Few insurers are as well-known for their big data efforts as Divakarla’s own Progressive Insurance, which has pioneered insurance telematics and web-based quoting and sales, all of which lean heavily on big data technology. To serve that strategy, the insurer has invested considerably to build a big data infrastructure and a culture.

While many insurers think about big data as if it were an overlay, Divakarla says data is integral to the insurer’s mission: “Big data, small, it doesn’t really matter: We want it to be in our fabric.”

Divakarla is responsible not only for helping build and design the insurer’s big data infrastructure, he also educates and motivates business users to leverage and contribute to it. “I’m the supply man and the demand person at the same time,” Divakarla says. “I’m generating the use cases, helping folks to get in there, test it, and then move on.”

And that requires talent, but not just a handful of formally trained data scientists, Divakarla says. “They could be using data science principles but still be an analyst. It’s like a welder that also has good woodworking skills.”

Among the many big data related initiatives at the company is the Business Innovation Garage, Progressive’s latest expansion of efforts to improve employee engagement and the customer experience by bringing ideas to prototype and production. Most recently, efforts have centered on customer engagement and mobile applications for quoting and insurance telematics.

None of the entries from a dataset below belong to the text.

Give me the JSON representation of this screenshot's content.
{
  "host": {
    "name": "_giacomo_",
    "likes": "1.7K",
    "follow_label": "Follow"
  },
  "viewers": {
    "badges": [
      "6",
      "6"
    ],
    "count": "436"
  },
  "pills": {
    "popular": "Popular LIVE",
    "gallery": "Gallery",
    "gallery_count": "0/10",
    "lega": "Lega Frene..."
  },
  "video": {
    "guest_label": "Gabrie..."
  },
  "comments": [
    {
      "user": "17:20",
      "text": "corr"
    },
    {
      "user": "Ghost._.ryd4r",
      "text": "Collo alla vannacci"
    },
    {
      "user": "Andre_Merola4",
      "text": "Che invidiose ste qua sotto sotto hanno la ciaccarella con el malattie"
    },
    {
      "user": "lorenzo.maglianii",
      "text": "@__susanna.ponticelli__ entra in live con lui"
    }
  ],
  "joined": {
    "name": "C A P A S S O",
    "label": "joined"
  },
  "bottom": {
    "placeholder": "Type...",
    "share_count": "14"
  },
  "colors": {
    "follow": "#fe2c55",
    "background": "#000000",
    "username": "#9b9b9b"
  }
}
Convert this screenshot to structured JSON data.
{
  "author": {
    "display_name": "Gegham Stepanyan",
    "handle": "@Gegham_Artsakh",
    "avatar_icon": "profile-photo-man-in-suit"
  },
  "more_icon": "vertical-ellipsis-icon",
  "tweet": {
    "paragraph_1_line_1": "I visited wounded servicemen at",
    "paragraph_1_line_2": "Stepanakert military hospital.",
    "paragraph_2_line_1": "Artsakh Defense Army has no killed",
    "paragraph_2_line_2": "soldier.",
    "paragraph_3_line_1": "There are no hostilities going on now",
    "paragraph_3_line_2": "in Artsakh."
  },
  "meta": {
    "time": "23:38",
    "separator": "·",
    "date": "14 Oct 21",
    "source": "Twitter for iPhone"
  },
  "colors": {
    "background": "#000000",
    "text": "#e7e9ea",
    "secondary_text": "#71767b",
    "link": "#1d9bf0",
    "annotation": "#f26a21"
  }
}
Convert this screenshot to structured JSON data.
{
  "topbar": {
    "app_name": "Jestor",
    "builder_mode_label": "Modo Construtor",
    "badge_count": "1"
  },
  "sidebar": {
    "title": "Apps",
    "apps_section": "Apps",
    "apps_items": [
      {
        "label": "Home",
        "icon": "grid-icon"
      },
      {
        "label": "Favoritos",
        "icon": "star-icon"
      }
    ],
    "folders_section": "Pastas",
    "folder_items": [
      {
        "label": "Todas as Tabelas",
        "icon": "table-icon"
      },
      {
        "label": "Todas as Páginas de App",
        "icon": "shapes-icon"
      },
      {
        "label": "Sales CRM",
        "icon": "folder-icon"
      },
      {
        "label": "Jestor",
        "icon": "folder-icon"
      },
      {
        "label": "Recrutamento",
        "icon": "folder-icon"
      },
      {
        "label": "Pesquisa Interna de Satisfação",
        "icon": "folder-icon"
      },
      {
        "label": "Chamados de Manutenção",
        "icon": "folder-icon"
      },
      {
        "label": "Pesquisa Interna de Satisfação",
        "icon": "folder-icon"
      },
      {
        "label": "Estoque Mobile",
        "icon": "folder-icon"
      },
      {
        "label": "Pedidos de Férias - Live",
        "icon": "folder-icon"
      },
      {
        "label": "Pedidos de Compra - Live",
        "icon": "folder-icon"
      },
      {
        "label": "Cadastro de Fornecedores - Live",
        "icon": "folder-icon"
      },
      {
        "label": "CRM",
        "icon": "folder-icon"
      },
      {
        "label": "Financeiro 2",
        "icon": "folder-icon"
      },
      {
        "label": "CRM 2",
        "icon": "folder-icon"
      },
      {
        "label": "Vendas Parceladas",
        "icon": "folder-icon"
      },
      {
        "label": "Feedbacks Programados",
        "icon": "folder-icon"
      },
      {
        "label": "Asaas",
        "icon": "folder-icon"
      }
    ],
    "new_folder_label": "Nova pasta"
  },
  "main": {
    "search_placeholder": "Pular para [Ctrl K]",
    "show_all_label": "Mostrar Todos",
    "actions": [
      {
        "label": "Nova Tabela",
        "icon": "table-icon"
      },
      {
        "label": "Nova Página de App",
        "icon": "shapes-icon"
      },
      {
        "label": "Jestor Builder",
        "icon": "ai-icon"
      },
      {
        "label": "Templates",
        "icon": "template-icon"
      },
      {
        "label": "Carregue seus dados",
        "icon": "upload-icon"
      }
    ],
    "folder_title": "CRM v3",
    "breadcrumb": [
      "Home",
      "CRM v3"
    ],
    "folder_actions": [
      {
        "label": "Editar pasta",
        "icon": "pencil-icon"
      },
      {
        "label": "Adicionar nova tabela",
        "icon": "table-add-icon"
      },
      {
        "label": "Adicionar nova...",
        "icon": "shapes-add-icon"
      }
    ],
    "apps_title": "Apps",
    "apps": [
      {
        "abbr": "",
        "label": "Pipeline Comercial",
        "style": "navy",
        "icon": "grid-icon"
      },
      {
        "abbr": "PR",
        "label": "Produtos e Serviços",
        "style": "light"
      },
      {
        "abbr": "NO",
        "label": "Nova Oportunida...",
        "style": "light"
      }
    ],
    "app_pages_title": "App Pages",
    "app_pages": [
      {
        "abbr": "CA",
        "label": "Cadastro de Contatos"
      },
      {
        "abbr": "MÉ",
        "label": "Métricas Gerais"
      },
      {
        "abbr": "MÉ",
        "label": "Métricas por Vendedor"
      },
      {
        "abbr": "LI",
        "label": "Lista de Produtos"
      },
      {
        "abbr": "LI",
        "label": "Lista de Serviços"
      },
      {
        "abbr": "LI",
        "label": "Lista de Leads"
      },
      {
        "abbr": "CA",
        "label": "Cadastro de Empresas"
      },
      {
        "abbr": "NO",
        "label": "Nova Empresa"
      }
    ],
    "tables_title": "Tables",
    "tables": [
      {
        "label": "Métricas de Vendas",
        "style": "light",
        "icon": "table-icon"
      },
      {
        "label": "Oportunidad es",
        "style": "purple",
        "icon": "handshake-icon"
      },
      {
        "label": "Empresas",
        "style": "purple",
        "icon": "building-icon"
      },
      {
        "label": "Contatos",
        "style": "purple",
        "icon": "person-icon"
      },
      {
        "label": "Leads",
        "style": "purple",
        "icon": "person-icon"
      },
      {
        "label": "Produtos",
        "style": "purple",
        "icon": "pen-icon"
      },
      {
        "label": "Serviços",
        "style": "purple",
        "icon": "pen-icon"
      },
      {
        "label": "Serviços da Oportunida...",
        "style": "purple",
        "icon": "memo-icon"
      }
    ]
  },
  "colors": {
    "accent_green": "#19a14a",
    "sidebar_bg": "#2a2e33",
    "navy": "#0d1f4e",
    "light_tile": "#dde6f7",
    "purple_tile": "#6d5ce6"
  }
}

Agents increasingly want mobile enablement, and not just the ability to quote, but to bind and sell policies on smartphones and tablets. “Our quoting platforms that we’ve had for many years were not necessarily built for that,” Divakarla says. “We had to kind of retool our way into these systems so they can be more modern. Up until a couple of weeks ago, we had a quoting application that was using Adobe Flash. We sunset that. The new mobile application has been serving a lot of the desktop customers for a while now.” He describes the construction as “modern stack,” including HTML 5, a responsive web design framework, JavaScript and more.

In the pursuit of leveraging big data and small across the enterprise, Divakarla stresses the importance of eliminating “technical debt,” the eventual consequences of poor system design. “We look at the entire architecture for everything and we say, ‘OK, this piece goes this way; what other pieces have to move?’” Divakarla says. “Those are sort of key pillars. None of these are meant to slow down the train.”